Taken from: http://www.voanews.com/english/news/americas/Mexican_Rights_Activists_Seek_ICC_Investigation_of_President_Others.html

November 25, 2011

A Mexican human rights lawyer has filed a complaint with the International Criminal Court accusing President Felipe Calderon, other top Mexican officials and drug traffickers of crimes against humanity. Netzai Sandoval filed the complaint Friday with the court in The Hague, calling for an investigation into the deaths of hundreds of people at the hands of the Mexican military and drug traffickers.  More than 20,000 Mexican citizens signed the document.

The prosecutor’s office said it had received the complaint and that a decision on the request will be made “in due course.” Mexico’s government denies the accusations listed in the complaint.

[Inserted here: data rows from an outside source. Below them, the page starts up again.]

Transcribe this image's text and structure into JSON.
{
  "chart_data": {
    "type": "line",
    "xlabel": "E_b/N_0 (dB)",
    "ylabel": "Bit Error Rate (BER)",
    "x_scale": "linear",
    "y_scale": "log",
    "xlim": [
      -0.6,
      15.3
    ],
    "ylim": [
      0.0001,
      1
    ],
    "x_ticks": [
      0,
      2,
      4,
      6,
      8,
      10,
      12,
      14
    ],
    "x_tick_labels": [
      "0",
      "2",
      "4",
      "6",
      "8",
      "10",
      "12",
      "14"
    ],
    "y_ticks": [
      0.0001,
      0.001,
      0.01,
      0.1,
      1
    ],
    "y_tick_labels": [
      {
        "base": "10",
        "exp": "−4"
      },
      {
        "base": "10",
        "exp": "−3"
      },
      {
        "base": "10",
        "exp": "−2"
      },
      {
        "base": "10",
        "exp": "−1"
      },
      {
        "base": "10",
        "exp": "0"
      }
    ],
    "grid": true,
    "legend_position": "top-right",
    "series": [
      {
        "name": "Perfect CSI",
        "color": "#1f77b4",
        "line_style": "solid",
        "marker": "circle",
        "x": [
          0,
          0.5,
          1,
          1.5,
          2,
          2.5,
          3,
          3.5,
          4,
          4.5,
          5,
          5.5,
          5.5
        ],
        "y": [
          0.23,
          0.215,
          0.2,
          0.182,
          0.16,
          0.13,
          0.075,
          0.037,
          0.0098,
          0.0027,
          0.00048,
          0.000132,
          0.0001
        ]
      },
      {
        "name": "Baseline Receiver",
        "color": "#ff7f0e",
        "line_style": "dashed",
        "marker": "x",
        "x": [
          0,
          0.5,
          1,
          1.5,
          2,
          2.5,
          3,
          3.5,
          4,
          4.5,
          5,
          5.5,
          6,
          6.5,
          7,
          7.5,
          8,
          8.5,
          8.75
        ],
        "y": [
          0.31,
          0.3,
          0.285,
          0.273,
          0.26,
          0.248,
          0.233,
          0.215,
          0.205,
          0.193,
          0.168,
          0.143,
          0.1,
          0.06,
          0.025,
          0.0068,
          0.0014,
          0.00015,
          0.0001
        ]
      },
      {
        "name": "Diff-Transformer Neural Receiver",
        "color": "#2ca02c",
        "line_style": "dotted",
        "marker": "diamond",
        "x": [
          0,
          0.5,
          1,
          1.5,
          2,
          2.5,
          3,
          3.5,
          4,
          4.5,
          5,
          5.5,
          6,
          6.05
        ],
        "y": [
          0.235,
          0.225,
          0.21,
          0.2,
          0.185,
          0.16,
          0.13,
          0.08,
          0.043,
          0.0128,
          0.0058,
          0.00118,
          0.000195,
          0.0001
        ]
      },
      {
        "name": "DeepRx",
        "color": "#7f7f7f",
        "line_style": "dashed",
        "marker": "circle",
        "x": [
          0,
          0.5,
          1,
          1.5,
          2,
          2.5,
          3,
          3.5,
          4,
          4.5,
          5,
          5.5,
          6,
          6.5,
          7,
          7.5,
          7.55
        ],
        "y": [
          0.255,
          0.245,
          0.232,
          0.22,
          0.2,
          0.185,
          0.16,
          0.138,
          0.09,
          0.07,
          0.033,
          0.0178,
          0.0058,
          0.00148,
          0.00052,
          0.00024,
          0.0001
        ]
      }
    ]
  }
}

Earlier this month, Human Rights Watch released a report accusing the Mexican military and police of widespread human rights violations in efforts to combat organized crime.  The group’s Americas director, Jose Miguel Vivanco, has said that instead of reducing violence, Mexico’s “war on drugs” has led to a dramatic increase in killings, torture and other appalling abuses by security forces.  He said this makes the climate of lawlessness and fear worse in many parts of the country.

An estimated 45,000 people have been killed in drug-related violence since President Calderon took office in late 2006 and began a crackdown on the cartels.